The Perl Toolchain Summit needs more sponsors. If your company depends on Perl, please support this very important event.

NAME

File::FormatIdentification::Pronom

VERSION

version 0.06

SYNOPSIS

  use File::FormatIdentification::Pronom;
  my $pronomfile = "Droid-Signature.xml";
  my ( $signatures, $internals ) = parse_signaturefile($pronomfile);

DESCRIPTION

The module allows to handle Droid signatures. Droid is a utility which uses the PRONOM database to identify file formats.

See https://www.nationalarchives.gov.uk/PRONOM/ for details.

With this module you could:

convert Droid signatures to Perl regular expressions
analyze files and display which/where pattern of Droid signature matches via tag-files for wxHexEditor
calc statistics about Droid signatures

The module is in early alpha state and should not be used in production.

Examples

Colorize wxHexeditor fields

See example file bin/pronom2wxhexeditor.pl. This colorizes the hex-blob to check PRONOM pattern matches for a given file.

Identify file

There are better tools for the job, but as a proof of concept certainly not bad: Identifying the file type of a file.

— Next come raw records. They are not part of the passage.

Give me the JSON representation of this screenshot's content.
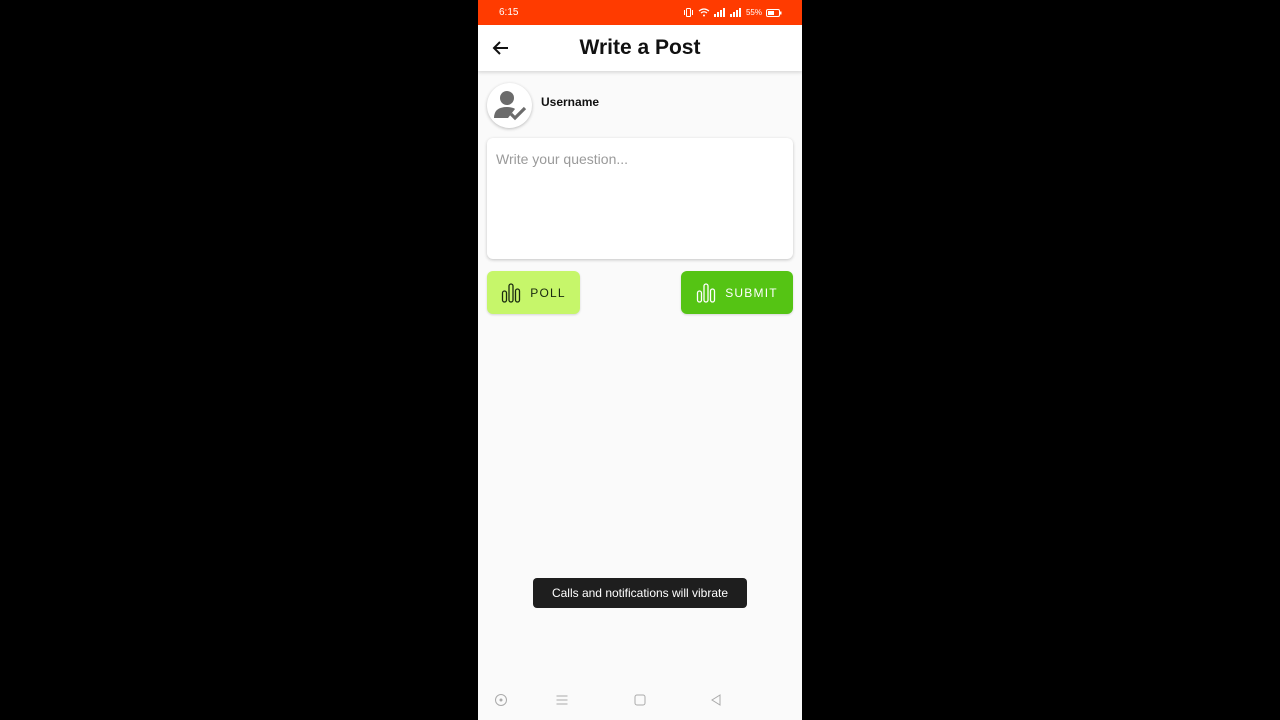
{
  "status_bar": {
    "time": "6:15",
    "battery": "55%",
    "color": "#ff3b00",
    "icons": [
      "vibrate-icon",
      "wifi-icon",
      "signal-icon",
      "signal-icon",
      "battery-icon"
    ]
  },
  "app_bar": {
    "title": "Write a Post",
    "back_icon": "arrow-left-icon"
  },
  "user": {
    "name": "Username",
    "avatar_icon": "user-check-icon"
  },
  "question": {
    "placeholder": "Write your question...",
    "value": ""
  },
  "actions": {
    "poll_label": "POLL",
    "poll_color": "#c6f66a",
    "poll_icon": "bar-chart-icon",
    "submit_label": "SUBMIT",
    "submit_color": "#55c414",
    "submit_icon": "bar-chart-icon"
  },
  "toast": {
    "message": "Calls and notifications will vibrate"
  },
  "nav_bar": {
    "icons": [
      "accessibility-icon",
      "menu-icon",
      "home-square-icon",
      "back-triangle-icon"
    ]
  }
}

  my $pronom = File::FormatIdentification::Pronom->new(
    "droid_signature_filename" => $pronomfile
  );
  # .. $filestream is a scalar representing a file
  foreach my $internalid ( $pronom->get_all_internal_ids() ) {
    my $sig = $pronom->get_signature_id_by_internal_id($internalid);
    next unless defined $sig;
    my @regexes = $pronom->get_regular_expressions_by_internal_id($internalid);
    if ( all {$filestream =~ m/$_/saa} @regexes ) {
        my $puid = $pronom->get_puid_by_signature_id($sig);
        my $name = $pronom->get_name_by_signature_id($sig);
        my $quality = $pronom->get_qualities_by_internal_id($internalid);
        say "$binaryfile identified as $name with PUID $puid (regex quality $quality)";
    }
  }

See example file bin/pronomidentify.pl for a full working script.

Get PRONOM Statistics

To get a feeling for which signatures need to be revised in PRONOM, or why which file formats are difficult to recognize, you can get detailed statistics for given signature files.

In the blog entry under https://kulturreste.blogspot.com/2018/10/heres-tool-make-it-work.html the statistic report is presented in more detail.

EXPORT

None by default.

NAME

File::FormatIdentification::Pronom - Perl extension for parsing PRONOM-Signatures using DROID-Signature file

SEE ALSO

File::FormatIdentification::Regex

AUTHOR

Andreas Romeyke pause@andreas-romeyke.de

COPYRIGHT AND LICENSE

Copyright (C) 2018/19/20 by Andreas Romeyke

This library is free software; you can redistribute it and/or modify it under the same terms as Perl itself, either Perl version 5.24.1 or, at your option, any later version of Perl 5 you may have available.

The droid-signature file in t/ is from https://www.nationalarchives.gov.uk/PRONOM/Default.aspx and without guarantee, it does not look like it is legally protected. If there are any legal claims, please let me know that I can remove them from the distribution.

BUGS

Some droid recipes results in PCREs which are greedy and therefore the running time could be exponential with size of binary file.

CONTRIBUTING

Please feel free to send me comments and patches to my email address. You can clone the modules from https://art1pirat.spdns.org/art1/File-FormatIdentification-Pronom and send me merge requests.

AUTHOR

Andreas Romeyke <pause@andreas-romeyke.de>

COPYRIGHT AND LICENSE

This software is copyright (c) 2018 by Andreas Romeyke.

This is free software; you can redistribute it and/or modify it under the same terms as the Perl 5 programming language system itself.